Ja. Arbeiten.

Kelt de Gruyter

Nie mehr: Kelt de Gruyter auf dem Weg zur verhassten Arbeit.

Ich warte sehr lange. Die Übergabe ist fällig. Das Projekt. Der Kunde. Die Überstunden. Mein letzter Tag. Freitag. Party bei Tom. 20 Uhr. Nachrichten? Nein. Arbeiten. Warten. Ana macht das andere Projekt, dann sind wir dran. Der Chef sitzt da hinten, zerknirscht. Wacht über uns. 20 Uhr. Zu seinen Kindern? Nein. Arbeiten. Warten. Zeit totschlagen. Lege mich ins Bett. Schaue den anderen zu. Ana. Klaus. Machen irgendwas. Die Wirtin kommt. Essen? Nein. Arbeiten. Aber trinken. Gern. Gibt das Getränk. Legt mir eine Salami aufs Gesicht. Nein. Nicht essen, arbeiten. Esse. Lache. Sie geht. Klaus ist jetzt Tom. Studiert der nicht mehr? Nein, fertig und hier. Fertig. Ersatz für mich? Braucht ihr mich noch? Das Projekt braucht noch. Wir brauchen dich nicht mehr. Gehe. Letzter Tag. Auf zu Tom. Klingele. Toms Mutter. Tom ist arbeiten. Wochenende? Nein. Arbeiten.

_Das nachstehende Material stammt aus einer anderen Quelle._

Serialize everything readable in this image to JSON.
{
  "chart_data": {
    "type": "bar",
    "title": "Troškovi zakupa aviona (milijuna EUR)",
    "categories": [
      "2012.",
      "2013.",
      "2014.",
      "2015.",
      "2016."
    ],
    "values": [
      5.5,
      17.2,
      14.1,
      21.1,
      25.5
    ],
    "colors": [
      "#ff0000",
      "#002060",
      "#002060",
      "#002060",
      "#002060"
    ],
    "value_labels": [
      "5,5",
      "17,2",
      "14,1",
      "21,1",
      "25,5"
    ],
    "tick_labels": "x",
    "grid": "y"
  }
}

Heute habe ich das geträumt. Warum? Seit ein paar Tagen bin ich frei. Raus aus dem Agenturjob, rein in ein besseres Leben. Doch der Traum sitzt tief.

Ich wollte Journalist werden. Ich wurde PR-Mann. Journalismus? Kein Beruf mehr. Nur ekelhafte Ungeheuer. Verlage. Todgespare. Niemand wird dort eingestellt. Niemand ausgebildet. Niemand bezahlt. Die Branche stirbt den Tod derer, bei denen man nichts mehr machen kann. Oder die nichts mehr machen.

Also PR-Mann geworden. Rein in eine Agentur. Leibeigentum sein. Jemand, der nicht mehr für sich selbst denken darf. Der nicht für sich selbst spricht. Der nicht er selbst ist.

Irgendwann bleibst du eine Stunde länger. Irgendwann zwei. Irgendwann zu viele und zählst die Stunden nicht mehr. Sie werden nicht gezählt, nicht nachgehalten, nicht bezahlt. Du bist eine Maschine. Für die Agentur. Für den Kunden. Nicht für dich, dein Leben, deine Frau.

Irgendwann schreibst du Scheiße für die Kunden. Irgendwann glaubst du die Scheiße selbst. Irgendwann hasst du deine Kunden so sehr, dass du sie am liebsten köpfen und ihnen in den Hals scheißen willst. Für die Arroganz, für die Dreistigkeit, für die Unfreundlichkeit, dafür, dass sie die beschissensten Menschen der Welt sind. Arschlöcher, denen man gar nicht so sehr weh tun kann, wie sie dir wehtun. Aber nein: Du schreibst für sie, denkst für sie, gibst das für sie hin, was sie niemals bezahlen können: Dich. Ohne Danke. Ohne: Das war toll! Ohne nichts.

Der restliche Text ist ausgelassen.